Angst vor dem Karneval und Olympia

Bisher gibt es keinen Impfstoff, aber viele Unklarheiten. Brasiliens Staatspräsidentin Dilma Rousseff kündigte für nächsten Dienstag ein Krisentreffen der Gesundheitsminister des südamerikanischen Staatenbundes Mercosur an.
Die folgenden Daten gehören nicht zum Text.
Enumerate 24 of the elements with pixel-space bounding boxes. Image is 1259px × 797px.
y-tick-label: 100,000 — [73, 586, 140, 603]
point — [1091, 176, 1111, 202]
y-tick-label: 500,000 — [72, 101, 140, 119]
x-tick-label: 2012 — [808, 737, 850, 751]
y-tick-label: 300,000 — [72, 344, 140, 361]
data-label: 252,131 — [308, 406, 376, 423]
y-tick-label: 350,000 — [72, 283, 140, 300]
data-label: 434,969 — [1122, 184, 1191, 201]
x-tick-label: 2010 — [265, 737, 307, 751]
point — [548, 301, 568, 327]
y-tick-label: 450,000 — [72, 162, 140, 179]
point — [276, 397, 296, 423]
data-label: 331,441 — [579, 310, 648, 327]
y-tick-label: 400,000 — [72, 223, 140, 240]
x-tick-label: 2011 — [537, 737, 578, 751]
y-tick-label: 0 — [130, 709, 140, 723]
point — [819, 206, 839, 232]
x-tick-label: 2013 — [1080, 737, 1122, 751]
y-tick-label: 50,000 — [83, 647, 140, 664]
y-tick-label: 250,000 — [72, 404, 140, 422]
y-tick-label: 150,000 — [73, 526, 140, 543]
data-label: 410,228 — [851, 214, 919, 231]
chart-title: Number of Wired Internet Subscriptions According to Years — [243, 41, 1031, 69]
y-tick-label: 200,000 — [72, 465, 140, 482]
Vor dem nächste Woche beginnenden Karneval und den Olympischen Spielen im Sommer sollen auch in der Hauptveranstaltungsstätte, dem Sambadrom in Rio de Janeiro, die Moskitos mit Spezialmitteln bekämpft werden, damit keine Gefahr für die Besucher besteht, es werden bis zu eine Million Menschen zum Karneval erwartet.

Das Zika-Virus

ist 1947 erstmals bei einem Affen aus dem Zikawald Ugandas in Afrika festgestellt worden. Es tauchte anschließend vereinzelt auch in Asien auf und dann stärker 2013 in Französisch-Polynesien auf. Aber erst seit 2015 gibt es einen massenhaften Ausbruch, der in Brasilien seinen Anfang nahm und inzwischen ganz Lateinamerika betrifft. In Deutschland wurde laut Robert-Koch-Institut als erstes bei zwei Reiserückkehrern aus Haiti eine Infektionen diagnostiziert. Reisende, die binnen drei Wochen nach der Rückkehr aus einem von Zika betroffenen Land Symptome wie Fieber, Kopfschmerzen oder Hautrötungen feststellen, sollten laut RKI einen Arzt aufsuchen und auf die Reise hinweisen. Ein Bluttest kann dann definitiven Aufschluss geben.